“Central American Family History Librarians Meet for Training,” Ensign, Dec. 1989, 70
Central American Family History Librarians Meet for Training
Librarians from four different countries met in Guatemala this fall for the first family history librarians’ training seminar to be held in Central America. Forty-nine library personnel from Guatemala, Honduras, El Salvador, and Costa Rica were instructed on names submission and the names extraction program. They learned about using the International Genealogical Index and the Family History Library Catalog, as well as about maintaining and repairing machines in the libraries. The instruction covered “everything to help them give better service to the members,” said Poloski Cordon, names processing supervisor at the Guatemala City Temple.
Brother Cordon, who manages the Church’s branch libraries in Central America, conducted the seminar. Other instructors included Nery Bonilla and Leonel Reyes, “two of the pioneers of family history research in Guatemala,” Brother Cordon said. The two were among the first to take advantage of microfilmed records when they became available in Guatemala, Brother Cordon explained, and each man has submitted more than two thousand family names to the temple. Both men are directors of libraries in their stakes.

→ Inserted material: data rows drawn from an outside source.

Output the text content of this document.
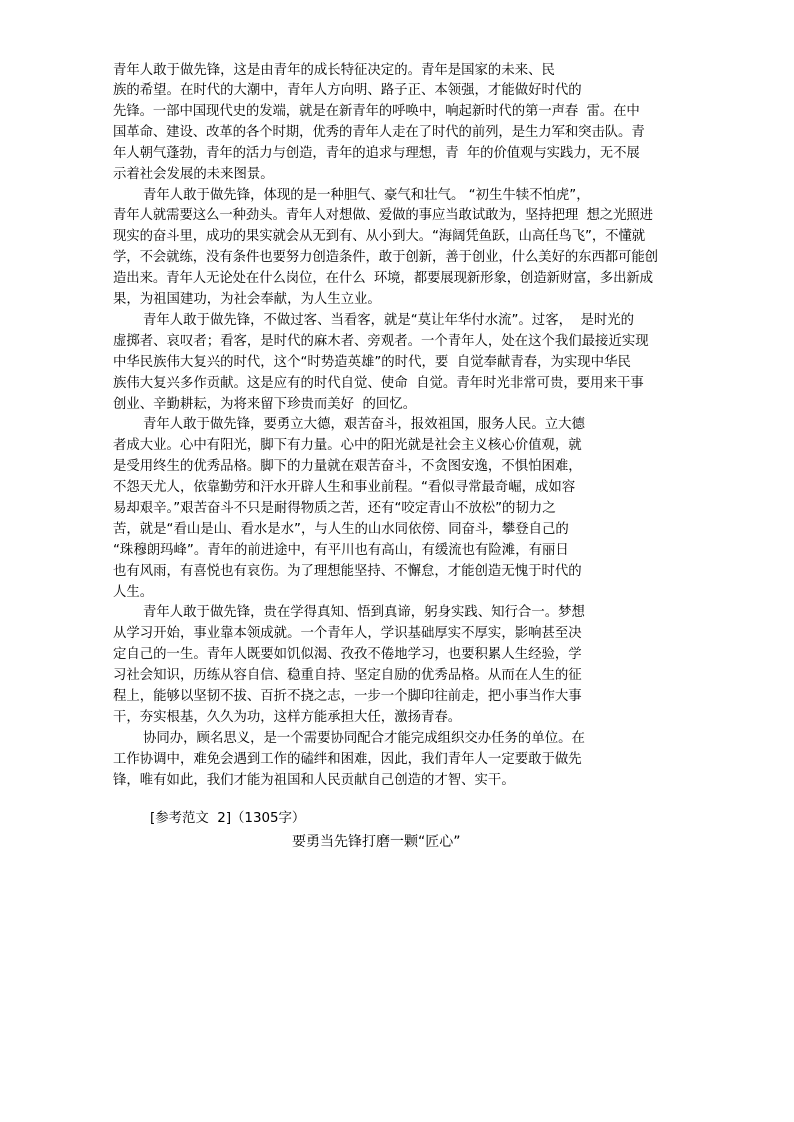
青年人敢于做先锋，这是由青年的成长特征决定的。青年是国家的未来、民
族的希望。在时代的大潮中，青年人方向明、路子正、本领强，才能做好时代的
先锋。一部中国现代史的发端，就是在新青年的呼唤中，响起新时代的第一声春  雷。在中
国革命、建设、改革的各个时期，优秀的青年人走在了时代的前列，是生力军和突击队。青
年人朝气蓬勃，青年的活力与创造，青年的追求与理想，青  年的价值观与实践力，无不展
示着社会发展的未来图景。
青年人敢于做先锋，体现的是一种胆气、豪气和壮气。 “初生牛犊不怕虎”，
青年人就需要这么一种劲头。青年人对想做、爱做的事应当敢试敢为，坚持把理  想之光照进
现实的奋斗里，成功的果实就会从无到有、从小到大。“海阔凭鱼跃，山高任鸟飞”，不懂就
学，不会就练，没有条件也要努力创造条件，敢于创新，善于创业，什么美好的东西都可能创
造出来。青年人无论处在什么岗位，在什么  环境，都要展现新形象，创造新财富，多出新成
果，为祖国建功，为社会奉献，为人生立业。
青年人敢于做先锋，不做过客、当看客，就是“莫让年华付水流”。过客，  是时光的
虚掷者、哀叹者；看客，是时代的麻木者、旁观者。一个青年人，处在这个我们最接近实现
中华民族伟大复兴的时代，这个“时势造英雄”的时代，要  自觉奉献青春，为实现中华民
族伟大复兴多作贡献。这是应有的时代自觉、使命  自觉。青年时光非常可贵，要用来干事
创业、辛勤耕耘，为将来留下珍贵而美好  的回忆。
青年人敢于做先锋，要勇立大德，艰苦奋斗，报效祖国，服务人民。立大德
者成大业。心中有阳光，脚下有力量。心中的阳光就是社会主义核心价值观，就
是受用终生的优秀品格。脚下的力量就在艰苦奋斗，不贪图安逸，不惧怕困难，
不怨天尤人，依靠勤劳和汗水开辟人生和事业前程。“看似寻常最奇崛，成如容
易却艰辛。”艰苦奋斗不只是耐得物质之苦，还有“咬定青山不放松”的韧力之
苦，就是“看山是山、看水是水”，与人生的山水同依傍、同奋斗，攀登自己的
“珠穆朗玛峰”。青年的前进途中，有平川也有高山，有缓流也有险滩，有丽日
也有风雨，有喜悦也有哀伤。为了理想能坚持、不懈怠，才能创造无愧于时代的
人生。
青年人敢于做先锋，贵在学得真知、悟到真谛，躬身实践、知行合一。梦想
从学习开始，事业靠本领成就。一个青年人，学识基础厚实不厚实，影响甚至决
定自己的一生。青年人既要如饥似渴、孜孜不倦地学习，也要积累人生经验，学
习社会知识，历练从容自信、稳重自持、坚定自励的优秀品格。从而在人生的征
程上，能够以坚韧不拔、百折不挠之志，一步一个脚印往前走，把小事当作大事
干，夯实根基，久久为功，这样方能承担大任，激扬青春。
协同办，顾名思义，是一个需要协同配合才能完成组织交办任务的单位。在
工作协调中，难免会遇到工作的磕绊和困难，因此，我们青年人一定要敢于做先
锋，唯有如此，我们才能为祖国和人民贡献自己创造的才智、实干。
[参考范文  2]（1305字）
要勇当先锋打磨一颗“匠心”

The Church has ten family history libraries in Central America: three in Guatemala City, two in Quezaltenango, and one in Retalhuleu, Guatemala; one in Tegucigalpa and one in San Pedro Sula, Honduras; one in San Salvador, El Salvador; and one in San Jose, Costa Rica.
Brother Cordon said plans call for an annual Central American training seminar in Guatemala, with smaller seminars to be held more frequently in the individual countries.